Quick. You just hurt your lower back. What do you do?
If you’re like most back pain sufferers, you’ll reach for a bottle of pain killers and go lie down. But is that really the best way to get back on your feet and keep the pain away?
Use this guide during those important first hours after injury to help your back recover quickly, or even for pain relief from chronic back pain flare ups.
First 15 Minutes: Apply Ice
Apply ice as soon as possible after injuring your back – preferably within five minutes. The sooner you apply the ice the more it will help. This can be a cold pack, ziplock bag of crushed ice, or even a bag of frozen vegetables like peas or corn.
Use a circular massaging motion when applying to prevent the ice from resting in one place too long (a spouse or friend can help ice
massage your lower back), or simply place a thin towel between the compress and your skin to help prevent frostbite. Apply ice up to 20 minutes at a time. This can be repeated over the course of the first few days, or after flare ups.
The cold will cause nearby blood vessels to constrict, helping minimize swelling and painful inflammation which has already started. It numbs painful nerves. And the cold stimulates your body to rush more oxygen-rich blood full of antibodies and vital nutrients to repair the injury and carry away waste products as it attempts to warm the area you are cooling with the ice.
First Hour: Apply Heat
Applying heat after you ice your back may seem odd. But ice
followed by heat is a powerful way to shock your back out of the pain-spasm cycle. Try 20 minutes of ice followed by 20 minutes of heat. Repeat up to three times and you should get at least some relief from even severe lower back pain.
There are numerous ways to apply heat. Two of my favorites are a hot tub (if you have one available) or a far infrared heating pad. Not to be confused with a standard heating pad which will help in a pinch, far infrared heat penetrates up to three inches deep to warm the muscle itself instead of just the skin area. Other great ways to apply heat include ultrasound, pain creams, and even a long hot shower.
As heat is applied, your back muscles relax and circulation increases again as your body sends fresh blood supply to cool the area back to normal. Repeat heat treatments as necessary.
First Day and Beyond: What else you should do
Acute lower back pain typically comes on suddenly and can be painful enough to take your breath away, or even drop you to your knees. While ice
and heat can break the initial pain-spasm cycle, you also need to consider how much you should rest, when you should exercise, and what to do about continuing pain and inflammation. Here’s what I recommend.

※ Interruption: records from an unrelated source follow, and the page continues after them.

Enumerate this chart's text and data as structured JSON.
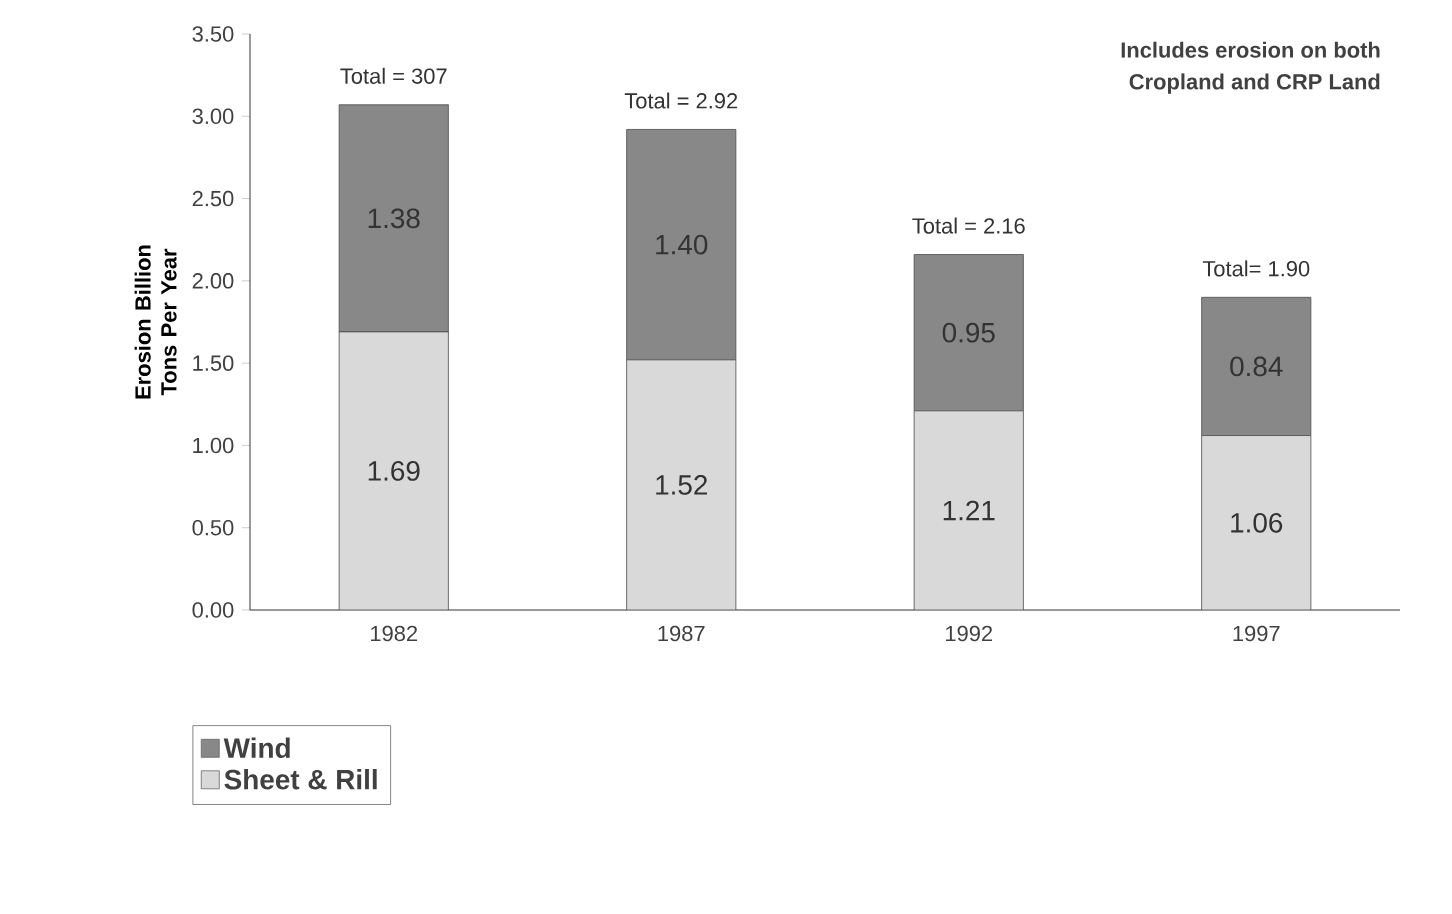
{
  "chart_data": {
    "type": "bar",
    "stacked": true,
    "ylabel": "Erosion Billion Tons Per Year",
    "categories": [
      "1982",
      "1987",
      "1992",
      "1997"
    ],
    "series": [
      {
        "name": "Sheet & Rill",
        "color": "#d9d9d9",
        "values": [
          1.69,
          1.52,
          1.21,
          1.06
        ],
        "value_labels": [
          "1.69",
          "1.52",
          "1.21",
          "1.06"
        ]
      },
      {
        "name": "Wind",
        "color": "#888888",
        "values": [
          1.38,
          1.4,
          0.95,
          0.84
        ],
        "value_labels": [
          "1.38",
          "1.40",
          "0.95",
          "0.84"
        ]
      }
    ],
    "totals": [
      "Total = 307",
      "Total = 2.92",
      "Total = 2.16",
      "Total= 1.90"
    ],
    "ylim": [
      0,
      3.5
    ],
    "yticks": [
      {
        "value": 0,
        "label": "0.00"
      },
      {
        "value": 0.5,
        "label": "0.50"
      },
      {
        "value": 1,
        "label": "1.00"
      },
      {
        "value": 1.5,
        "label": "1.50"
      },
      {
        "value": 2,
        "label": "2.00"
      },
      {
        "value": 2.5,
        "label": "2.50"
      },
      {
        "value": 3,
        "label": "3.00"
      },
      {
        "value": 3.5,
        "label": "3.50"
      }
    ],
    "annotations": [
      "Includes erosion on both",
      "Cropland and CRP Land"
    ],
    "legend": "bottom left",
    "grid": false
  }
}
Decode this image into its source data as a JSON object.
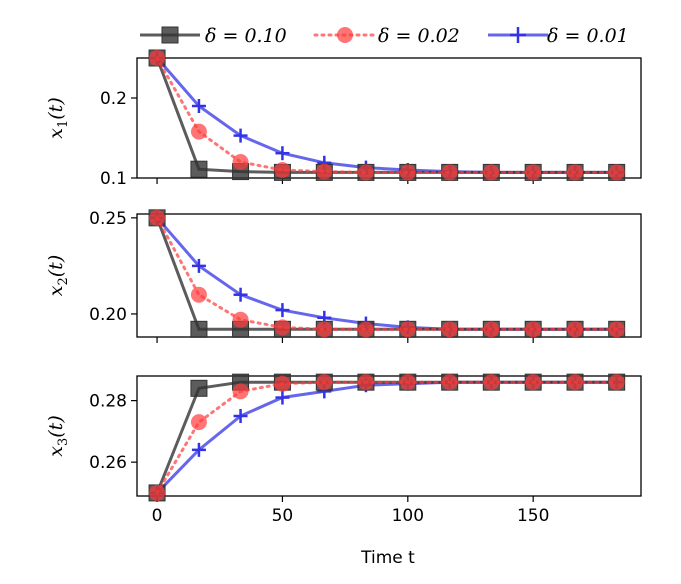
{
  "chart_data": {
    "type": "line",
    "xlabel": "Time t",
    "xlim": [
      -8,
      193
    ],
    "x_ticks": [
      0,
      50,
      100,
      150
    ],
    "x": [
      0,
      16.7,
      33.3,
      50,
      66.7,
      83.3,
      100,
      116.7,
      133.3,
      150,
      166.7,
      183.3
    ],
    "legend": {
      "position": "top",
      "entries": [
        "δ = 0.10",
        "δ = 0.02",
        "δ = 0.01"
      ]
    },
    "series_styles": [
      {
        "name": "δ = 0.10",
        "color": "#333333",
        "marker": "square",
        "dash": "solid"
      },
      {
        "name": "δ = 0.02",
        "color": "#ff3b3b",
        "marker": "circle",
        "dash": "dotted"
      },
      {
        "name": "δ = 0.01",
        "color": "#3333e6",
        "marker": "plus",
        "dash": "solid"
      }
    ],
    "panels": [
      {
        "ylabel": "x1(t)",
        "ylim": [
          0.1,
          0.25
        ],
        "y_ticks": [
          0.1,
          0.2
        ],
        "y_tick_labels": [
          "0.1",
          "0.2"
        ],
        "series": [
          {
            "name": "δ = 0.10",
            "values": [
              0.25,
              0.111,
              0.108,
              0.107,
              0.107,
              0.107,
              0.107,
              0.107,
              0.107,
              0.107,
              0.107,
              0.107
            ]
          },
          {
            "name": "δ = 0.02",
            "values": [
              0.25,
              0.158,
              0.12,
              0.11,
              0.108,
              0.107,
              0.107,
              0.107,
              0.107,
              0.107,
              0.107,
              0.107
            ]
          },
          {
            "name": "δ = 0.01",
            "values": [
              0.25,
              0.19,
              0.153,
              0.131,
              0.119,
              0.113,
              0.11,
              0.108,
              0.107,
              0.107,
              0.107,
              0.107
            ]
          }
        ]
      },
      {
        "ylabel": "x2(t)",
        "ylim": [
          0.188,
          0.252
        ],
        "y_ticks": [
          0.2,
          0.25
        ],
        "y_tick_labels": [
          "0.20",
          "0.25"
        ],
        "series": [
          {
            "name": "δ = 0.10",
            "values": [
              0.25,
              0.192,
              0.192,
              0.192,
              0.192,
              0.192,
              0.192,
              0.192,
              0.192,
              0.192,
              0.192,
              0.192
            ]
          },
          {
            "name": "δ = 0.02",
            "values": [
              0.25,
              0.21,
              0.197,
              0.193,
              0.192,
              0.192,
              0.192,
              0.192,
              0.192,
              0.192,
              0.192,
              0.192
            ]
          },
          {
            "name": "δ = 0.01",
            "values": [
              0.25,
              0.225,
              0.21,
              0.202,
              0.198,
              0.195,
              0.193,
              0.192,
              0.192,
              0.192,
              0.192,
              0.192
            ]
          }
        ]
      },
      {
        "ylabel": "x3(t)",
        "ylim": [
          0.249,
          0.288
        ],
        "y_ticks": [
          0.26,
          0.28
        ],
        "y_tick_labels": [
          "0.26",
          "0.28"
        ],
        "series": [
          {
            "name": "δ = 0.10",
            "values": [
              0.25,
              0.284,
              0.286,
              0.286,
              0.286,
              0.286,
              0.286,
              0.286,
              0.286,
              0.286,
              0.286,
              0.286
            ]
          },
          {
            "name": "δ = 0.02",
            "values": [
              0.25,
              0.273,
              0.283,
              0.2855,
              0.286,
              0.286,
              0.286,
              0.286,
              0.286,
              0.286,
              0.286,
              0.286
            ]
          },
          {
            "name": "δ = 0.01",
            "values": [
              0.25,
              0.264,
              0.275,
              0.281,
              0.283,
              0.285,
              0.2855,
              0.286,
              0.286,
              0.286,
              0.286,
              0.286
            ]
          }
        ]
      }
    ]
  }
}
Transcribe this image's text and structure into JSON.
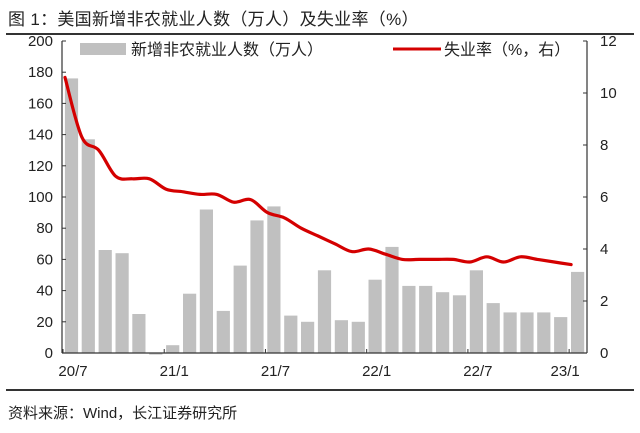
{
  "header": {
    "title": "图 1：美国新增非农就业人数（万人）及失业率（%）"
  },
  "footer": {
    "source": "资料来源：Wind，长江证券研究所"
  },
  "colors": {
    "bar": "#c0c0c0",
    "line": "#d40000",
    "axis": "#333333"
  },
  "chart_data": {
    "type": "bar+line",
    "title": "美国新增非农就业人数（万人）及失业率（%）",
    "xlabel": "",
    "ylabel_left": "新增非农就业人数（万人）",
    "ylabel_right": "失业率（%，右）",
    "x_tick_labels": [
      "20/7",
      "21/1",
      "21/7",
      "22/1",
      "22/7",
      "23/1"
    ],
    "x_tick_indices": [
      0,
      6,
      12,
      18,
      24,
      30
    ],
    "categories": [
      "20/7",
      "20/8",
      "20/9",
      "20/10",
      "20/11",
      "20/12",
      "21/1",
      "21/2",
      "21/3",
      "21/4",
      "21/5",
      "21/6",
      "21/7",
      "21/8",
      "21/9",
      "21/10",
      "21/11",
      "21/12",
      "22/1",
      "22/2",
      "22/3",
      "22/4",
      "22/5",
      "22/6",
      "22/7",
      "22/8",
      "22/9",
      "22/10",
      "22/11",
      "22/12",
      "23/1"
    ],
    "ylim_left": [
      0,
      200
    ],
    "yticks_left": [
      0,
      20,
      40,
      60,
      80,
      100,
      120,
      140,
      160,
      180,
      200
    ],
    "ylim_right": [
      0,
      12
    ],
    "yticks_right": [
      0,
      2,
      4,
      6,
      8,
      10,
      12
    ],
    "legend_position": "top",
    "grid": false,
    "series": [
      {
        "name": "新增非农就业人数（万人）",
        "type": "bar",
        "axis": "left",
        "values": [
          176,
          137,
          66,
          64,
          25,
          -1,
          5,
          38,
          92,
          27,
          56,
          85,
          94,
          24,
          20,
          53,
          21,
          20,
          47,
          68,
          43,
          43,
          39,
          37,
          53,
          32,
          26,
          26,
          26,
          23,
          52
        ]
      },
      {
        "name": "失业率（%，右）",
        "type": "line",
        "axis": "right",
        "values": [
          10.6,
          8.3,
          7.8,
          6.8,
          6.7,
          6.7,
          6.3,
          6.2,
          6.1,
          6.1,
          5.8,
          5.9,
          5.4,
          5.2,
          4.8,
          4.5,
          4.2,
          3.9,
          4.0,
          3.8,
          3.6,
          3.6,
          3.6,
          3.6,
          3.5,
          3.7,
          3.5,
          3.7,
          3.6,
          3.5,
          3.4
        ]
      }
    ]
  }
}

Anti-inflammatories and Pain Relief
Inflammation is your body’s natural response to an irritant, such as a sprained back. Inflammation is a normal part of the healing process. The problem is our bodies lose the ability to turn off the inflammatory response as we get older. By our late 20s, chronic systemic inflammation becomes a real health concern.
While non-steroidal anti-inflammatory drugs (NSAIDs) like ibuprofen and naproxen can help with both pain and inflammation during acute lower back pain, they also carry significant cardiac and digestive health risks. A better option for most people are proteolytic enzymes which naturally reduce inflammation and its resulting internal scar tissue.
Yes, you need to rest your lower back. Certainly, if a certain activity led to a case of acute lower back pain don’t repeat it for at least a week. For example, if your back pain started after lifting something heavy, don’t lift heavy objects for at least a week to give your back time to recover.
But don’t take rest too far. Studies have shown that too much bed rest (more than a couple days) can nearly double how long it can take to recover. In fact, some evidence shows there is little or no benefit to bed rest at all over staying active, but your level of pain will determine that at the outset. Listen to your body.
Exercise, including both strengthening and stretching, is important for your long-term recovery. Many cases of lower back pain start with muscle imbalances, where some muscles are overly tight while opposing muscles are too stretched out. You’ll want to be very careful your first couple of days, but some light stretching can often reduce lower back pain by relieving tension.
One easy stretch to try can be done while lying in bed. Gently raise your knees from the bed to your chest, then put a slight pressure on your
knees for a light stretch in your lower back. This stretch can help relieve pain spasms in your back faster than waiting on them to resolve on their own. But again, take it easy and listen to your body – the stretch should not add to your pain.
Whether your acute lower back pain goes away quickly or becomes chronic, you want to give your body the best chance at not only overcoming pain,
but preventing it from returning. You will find what has worked for thousands of other lower back pain sufferers in my free book, The 7-Day Back Pain Cure.
Dahm KT, Brurberg KG, Jamtvedt G, Hagen KB. Advice to rest in bed versus advice to stay active for acute low-back pain and sciatica. Cochrane Database of Systematic Reviews. 2010 Jun 16;6:CD007612.
Deyo RA, Diehl AK, Rosenthal M. How many days of bed rest for acute low back pain? A randomized clinical trial. The New England journal of medicine. 1986 Oct 23;315(17):1064-70.
Waddell G, Feder G, Lewis M. Systematic reviews of bed rest and advice to stay active for acute low back pain. The British Journal of General Practice. 1997 Oct;47(423):647-52.